Et si la forme dominante est la survaleur (la plus-value), d’où tire son origine le profit comme finalité du système considéré, l’esclavage aussi est qualitativement commensurable à la forme salariée. Dans la mesure où, affirme Marx, « les formes infimes du travail esclavagiste ou servile sont précipitées dans les spirales du marché international dominé par le mode de production capitaliste ; les horreurs civilisées du surtravail sont greffées sur les horreurs barbares de l’esclavage et de la servitude ». Ainsi, le travail des Noirs dans le sud des Etats-Unis a conduit à l’abandon, tout en le conservant, de son propre caractère paternaliste, au fur et à mesure où il ne s’agissait plus d’une production pour la consommation locale immédiate, donc d’une production de valeur d’usage, mais où prenait le devant l’extraction de la plus-value en tant que telle pour l’exportation de marchandises (coton, etc.) ayant un intérêt vital pour ces Etats (du sud du continent colonisé nord-américain, puis des Etats-Unis) ; Etats désormais fonctionnels à la représentation du capital qui était investi dans cet espace.

De ce point de vue, la réduction à l’esclavage de populations indigènes entières a, d’un côté, contribué à la transformation de l’économie esclavagiste patriarcale (paternaliste) en un système d’exploitation industrielle et, de l’autre, est un « signe qui marque l’aube de l’ère de la production capitaliste. Ces processus idylliques sont des moments fondamentaux de l’accumulation primitive. »

C’est dans une approche identique que s’inscrit aussi l’observation de chaque phase impérialiste (qui est le capitalisme déjà parvenu à sa forme monopolistique financière) et, dès lors, plus spécifiquement, sa phase contemporaine.
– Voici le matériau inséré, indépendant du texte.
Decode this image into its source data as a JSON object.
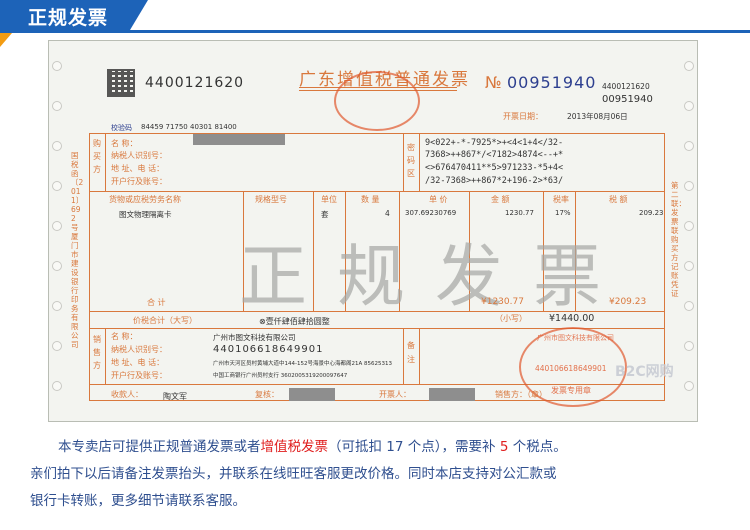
{
  "banner": {
    "title": "正规发票"
  },
  "invoice": {
    "code": "4400121620",
    "title": "广东增值税普通发票",
    "no_prefix": "№",
    "number": "00951940",
    "code_small": "4400121620",
    "number_small": "00951940",
    "date_label": "开票日期：",
    "date_value": "2013年08月06日",
    "check_code_label": "校验码",
    "check_code": "84459 71750 40301 81400",
    "buyer_label": "购买方",
    "buyer_fields": [
      "名      称：",
      "纳税人识别号：",
      "地 址、电 话：",
      "开户行及账号："
    ],
    "secret_label": "密码区",
    "secret_lines": [
      "9<022+-*-7925*>+<4<1+4</32-",
      "7368>++867*/<7182>4874<--+*",
      "<>676470411**5>971233-*5+4<",
      "/32-7368>++867*2+196-2>*63/"
    ],
    "columns": [
      "货物或应税劳务名称",
      "规格型号",
      "单位",
      "数 量",
      "单 价",
      "金 额",
      "税率",
      "税 额"
    ],
    "item": {
      "name": "图文物理隔离卡",
      "unit": "套",
      "qty": "4",
      "price": "307.69230769",
      "amount": "1230.77",
      "rate": "17%",
      "tax": "209.23"
    },
    "total_label": "合      计",
    "total_amount": "¥1230.77",
    "total_tax": "¥209.23",
    "grand_label": "价税合计（大写）",
    "grand_words": "⊗壹仟肆佰肆拾圆整",
    "grand_small_label": "（小写）",
    "grand_small": "¥1440.00",
    "seller_label": "销售方",
    "seller_fields": [
      "名      称：",
      "纳税人识别号：",
      "地 址、电 话：",
      "开户行及账号："
    ],
    "seller_name": "广州市图文科技有限公司",
    "seller_taxid": "440106618649901",
    "seller_addr": "广州市天河区员村黄埔大道中144-152号海景中心海都阁21A 85625313",
    "seller_bank": "中国工商银行广州员村支行 3602005319200097647",
    "remark_label": "备注",
    "payee_label": "收款人：",
    "reviewer_label": "复核：",
    "drawer_label": "开票人：",
    "drawer": "陶文军",
    "seller_stamp_label": "销售方：（章）",
    "stamp_text": "广州市图文科技有限公司",
    "stamp_id": "440106618649901",
    "stamp_bottom": "发票专用章",
    "side_left": "国税函〔2011〕692号厦门市建设银行印务有限公司",
    "side_right": "第二联：发票联 购买方记账凭证",
    "watermark": "正规发票",
    "b2c_mark": "B2C网购"
  },
  "notice": {
    "line1_a": "本专卖店可提供正规普通发票或者",
    "line1_b": "增值税发票",
    "line1_c": "（可抵扣 17 个点），需要补 ",
    "line1_d": "5",
    "line1_e": " 个税点。",
    "line2": "亲们拍下以后请备注发票抬头，并联系在线旺旺客服更改价格。同时本店支持对公汇款或",
    "line3": "银行卡转账，更多细节请联系客服。"
  },
  "colors": {
    "banner": "#1d63b8",
    "accent": "#f39c12",
    "notice_text": "#2f4f8f",
    "notice_red": "#e01e1e",
    "invoice_line": "#d9783d"
  }
}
Il est, à présent, suffisant de revenir au caractère étendu à l’échelle mondiale du concept de capital. Il s’agit (seulement) de repérer toutes les contradictions qui traversent qualitativement la diffusion des « capitaux multiples à l’échelle mondiale », même si cette dernière n’est pas encore celle qui pourrait être la plus étendue à l’échelle planétaire (cela est un phénomène d’hégémonie bien connu). Au plan conceptuel, à chaque époque, « si on exporte des capitaux, ce n’est pas qu’on ne puisse absolument les faire travailler dans le pays. C’est qu’on peut les faire travailler à l’étranger à un taux de profit plus élevé. » 3 C’est-à-dire que le capital ne fuit pas, mais cherche partout dans le monde sa valorisation : chaque obstacle mis à sa mobilité planétaire s’oppose à sa définition intrinsèque. De sorte que ces « capitaux constituent un excédent absolu de capital pour la population ouvrière occupée et plus généralement pour le pays en question ». Si ce capital ne rencontrait pas d’« obstacles nationaux » plus ou moins sournois, seule la crise pour excès de surproduction générale sur le marché mondial en constituerait la limite.

Dans la mesure où les liens territoriaux ne s’attachent pas au capital, qui par son aspect intrinsèque tend à devenir mondial, sa qualité dominante actuelle, dominante sur toutes les autres encore présentes, réside dans la diffusion des investissements sur la totalité du marché mondial.

Il n’est pas banal de rappeler que, il y a déjà dix ans, chacune des trois principales « zones impérialistes » du G7 [Etats-Unis, Europe, Japon : ladite triade], même si elles sont, de façon bornée, considérées sous l’angle strict de leur base territoriale, dépendait des deux autres de façon plus ou moins importante selon son propre rang : les Etats-Unis pour quelque 50 %, l’Europe pour 60 % et le Japon pour 70 %. Aujourd’hui, avec l’approfondissement des crises de toutes les zones impérialistes, avec la montée en puissance au plan commercial et productif de la Chine, de tels échanges sont encore plus déterminants.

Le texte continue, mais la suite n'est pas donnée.